Problema de saúde bucal que se inicia com o acúmulo de placa bacteriana e tártaro

Nos Supermercados Pague Menos, do interior paulista, a categoria mais que dobrou de tamanho. E, para aproveitar o bom momento, a rede tem agregado eventos exclusivos, com diversas atrações como parte do plano anual de marketing, e aumentado o espaço da categoria em todas as lojas.

“O item mais vendido e com maior foco, atualmente, é a alimentação, que gera aumento de tráfego no corredor. Mas a rede tem trabalhado todo o mix de forma assertiva, sendo que os itens para filhotes, snacks e alimentos destinados aos gatos são grandes impulsionadores de venda. Os resultados já foram atingidos, com a tendência constante do tíquete médio dos clientes com pet acima da média da rede”, acrescenta o gerente de inteligência de mercado, Diego Cicconato.

Diante do cenário de crise econômica, a rede Coop, com lojas no interior paulista e na região do ABCD, aproveitou para fazer uma revisão no sortimento, buscando a retomada das marcas de menor preço. E o segmento pet não ficou de fora, ganhando, inclusive, mais atenção na gestão de relacionamento, além de descontos exclusivos para os cooperados.

A receita, segundo o gerente de compras, Milton Massa, está no uso de ambientação e experiência de compra dentro do PDV, parcerias estratégicas juntamente às empresas, foco nos itens vencedores no canal, e comunicação assertiva – humanizada e emotiva – com o shopper pelo meio digital, se possível, aproveitando épocas festivas para ações diferenciadas.

“Notamos que ocorreu o que chamamos de trade down das marcas de alimento seco, ou seja, o shopper migrou para marcas de menor preço, mas, com qualidade. Por outro lado, passou a incluir, com maior frequência na sua cesta de compras, itens que chamamos de impulso, de baixo desembolso, como alimento úmido e petiscos”, afirma.
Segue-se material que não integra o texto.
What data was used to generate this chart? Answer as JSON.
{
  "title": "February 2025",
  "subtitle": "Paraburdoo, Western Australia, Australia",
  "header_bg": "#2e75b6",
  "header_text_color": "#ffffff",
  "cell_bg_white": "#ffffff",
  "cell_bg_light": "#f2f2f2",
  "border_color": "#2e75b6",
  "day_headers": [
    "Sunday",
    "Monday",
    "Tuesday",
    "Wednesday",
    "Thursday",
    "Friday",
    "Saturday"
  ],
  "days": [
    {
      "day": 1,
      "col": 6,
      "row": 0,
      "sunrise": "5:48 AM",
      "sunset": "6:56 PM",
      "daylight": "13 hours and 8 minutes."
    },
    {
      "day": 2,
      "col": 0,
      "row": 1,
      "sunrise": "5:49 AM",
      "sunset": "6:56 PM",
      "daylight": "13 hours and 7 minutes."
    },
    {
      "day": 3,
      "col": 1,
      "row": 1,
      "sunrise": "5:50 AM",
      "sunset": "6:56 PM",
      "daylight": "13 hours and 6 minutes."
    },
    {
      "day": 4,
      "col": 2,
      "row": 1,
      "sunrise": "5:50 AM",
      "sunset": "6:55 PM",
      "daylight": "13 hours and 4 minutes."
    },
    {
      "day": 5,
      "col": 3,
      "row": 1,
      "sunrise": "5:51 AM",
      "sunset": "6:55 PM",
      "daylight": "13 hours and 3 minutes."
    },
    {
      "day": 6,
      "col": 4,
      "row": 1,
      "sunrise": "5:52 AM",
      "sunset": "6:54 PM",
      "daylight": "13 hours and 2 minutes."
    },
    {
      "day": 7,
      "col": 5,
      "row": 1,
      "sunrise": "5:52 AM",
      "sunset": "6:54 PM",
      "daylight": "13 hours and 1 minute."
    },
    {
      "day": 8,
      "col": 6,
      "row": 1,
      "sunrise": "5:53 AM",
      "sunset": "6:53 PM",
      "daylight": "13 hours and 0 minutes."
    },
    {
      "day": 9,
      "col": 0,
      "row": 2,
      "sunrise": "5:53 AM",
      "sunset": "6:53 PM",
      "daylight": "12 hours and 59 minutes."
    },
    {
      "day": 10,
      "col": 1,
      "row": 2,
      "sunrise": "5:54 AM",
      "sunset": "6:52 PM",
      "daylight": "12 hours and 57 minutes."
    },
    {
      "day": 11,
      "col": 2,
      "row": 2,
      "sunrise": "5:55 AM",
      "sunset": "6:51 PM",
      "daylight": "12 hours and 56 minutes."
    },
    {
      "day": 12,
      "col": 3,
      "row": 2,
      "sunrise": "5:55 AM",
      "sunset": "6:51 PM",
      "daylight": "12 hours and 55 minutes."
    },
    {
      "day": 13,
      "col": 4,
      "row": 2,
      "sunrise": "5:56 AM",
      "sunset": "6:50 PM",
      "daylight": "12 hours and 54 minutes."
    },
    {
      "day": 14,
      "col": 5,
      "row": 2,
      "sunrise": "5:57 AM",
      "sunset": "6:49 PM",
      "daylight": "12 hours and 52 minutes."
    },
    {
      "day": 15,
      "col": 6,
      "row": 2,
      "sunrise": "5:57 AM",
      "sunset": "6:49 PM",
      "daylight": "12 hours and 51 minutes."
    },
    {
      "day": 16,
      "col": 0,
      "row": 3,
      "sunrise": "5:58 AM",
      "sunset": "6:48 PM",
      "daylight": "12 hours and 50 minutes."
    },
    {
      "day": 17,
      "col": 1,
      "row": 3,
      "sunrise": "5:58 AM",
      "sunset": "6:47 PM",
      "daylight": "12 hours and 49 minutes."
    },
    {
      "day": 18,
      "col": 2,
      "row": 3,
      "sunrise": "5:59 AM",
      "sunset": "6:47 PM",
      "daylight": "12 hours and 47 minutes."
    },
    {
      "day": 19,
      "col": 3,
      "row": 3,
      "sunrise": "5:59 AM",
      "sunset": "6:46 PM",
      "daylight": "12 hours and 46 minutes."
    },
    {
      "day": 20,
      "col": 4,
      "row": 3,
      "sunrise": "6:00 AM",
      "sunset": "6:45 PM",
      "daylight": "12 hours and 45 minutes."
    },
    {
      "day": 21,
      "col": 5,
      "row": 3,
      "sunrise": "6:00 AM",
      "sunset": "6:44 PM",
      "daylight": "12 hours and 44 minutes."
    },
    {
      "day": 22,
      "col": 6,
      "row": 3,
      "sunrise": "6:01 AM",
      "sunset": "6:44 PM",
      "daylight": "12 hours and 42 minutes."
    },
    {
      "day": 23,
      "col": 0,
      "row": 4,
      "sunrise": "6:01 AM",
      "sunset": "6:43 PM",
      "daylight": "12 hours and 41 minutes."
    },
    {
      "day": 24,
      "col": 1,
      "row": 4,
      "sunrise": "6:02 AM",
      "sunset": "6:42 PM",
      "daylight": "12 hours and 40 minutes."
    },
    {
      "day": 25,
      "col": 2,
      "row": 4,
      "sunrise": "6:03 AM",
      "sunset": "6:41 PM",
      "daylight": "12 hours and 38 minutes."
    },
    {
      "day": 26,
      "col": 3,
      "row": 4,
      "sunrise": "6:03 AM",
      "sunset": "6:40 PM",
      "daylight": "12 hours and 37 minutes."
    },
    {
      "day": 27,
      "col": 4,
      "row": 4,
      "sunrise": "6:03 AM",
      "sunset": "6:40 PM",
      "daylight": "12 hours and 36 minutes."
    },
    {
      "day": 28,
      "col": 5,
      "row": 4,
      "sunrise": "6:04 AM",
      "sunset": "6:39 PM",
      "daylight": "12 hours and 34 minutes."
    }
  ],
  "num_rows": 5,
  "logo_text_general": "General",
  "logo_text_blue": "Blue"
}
Com um incremento em torno de 10% nas vendas da seção pet em 2018, a Rede Giassi Supermercados, com lojas em Santa Catarina, agregou mais expertise ao negócio ao fechar parcerias com as indústrias, readequando e modernizando o sortimento e a exposição. Os protagonistas do sucesso de vendas foram os alimentos secos para cães e gatos.

“Quando o assunto é alimento, o estágio de vida do animal é o que mais conta na decisão de compra, seguido por tipo de refeição – se é a refeição principal ou complementar – e a umidade do alimento. Após decidir os parâmetros do alimento ideal, preço e marca são considerados. Quanto aos acessórios, o preço e as promoções têm maior relevância”, explica o gestor de gerenciamento de categorias, Anderson de Souza Ramos.

De olho em uma expectativa de acréscimo de 7% na categoria, neste ano, a rede Covabra, do interior paulista, foca em produtos funcionais, ações promocionais e na variedade de granulados, areias e novos snacks.

Para a gerente de compras, Fabiana Prata, existe uma preocupação maior com o cuidado oral dos animais. “Hoje, vários produtos atendem a essa finalidade. Além disso, os donos de pets estão descobrindo, cada vez mais, os alimentos úmidos como uma refeição e não somente um agrado aos animais. No caso dos gatos, que bebem pouca água, ajudam a evitar problemas renais.”

Um trabalho realizado junto à gestão de categoria proporcionou a ampliação do espaço na área de vendas, expondo os produtos em pontos extras da loja, e a busca de novos fornecedores que atendessem às necessidades dos clientes.

Entre os itens de melhor desempenho estão os direcionados às sacarias. Para os gatos, a areia e, também, o tapete higiênico, os snacks e os alimentos úmidos para os cães

Além dessas ações, Fabiana reforça que existe a necessidade de diversificar mais os produtos, principalmente os acessórios, que mudam conforme a “moda”, e promover eventos, que sempre chamam a atenção, como feiras pet e de adoção.

Por fim, o espaço pet na área de venda deve ser atrativo e contar com o mix básico, como as variedades de rações, e os de venda por impulso, para agradar ao consumidor e tornar a visita à seção uma passagem obrigatória para o shopper.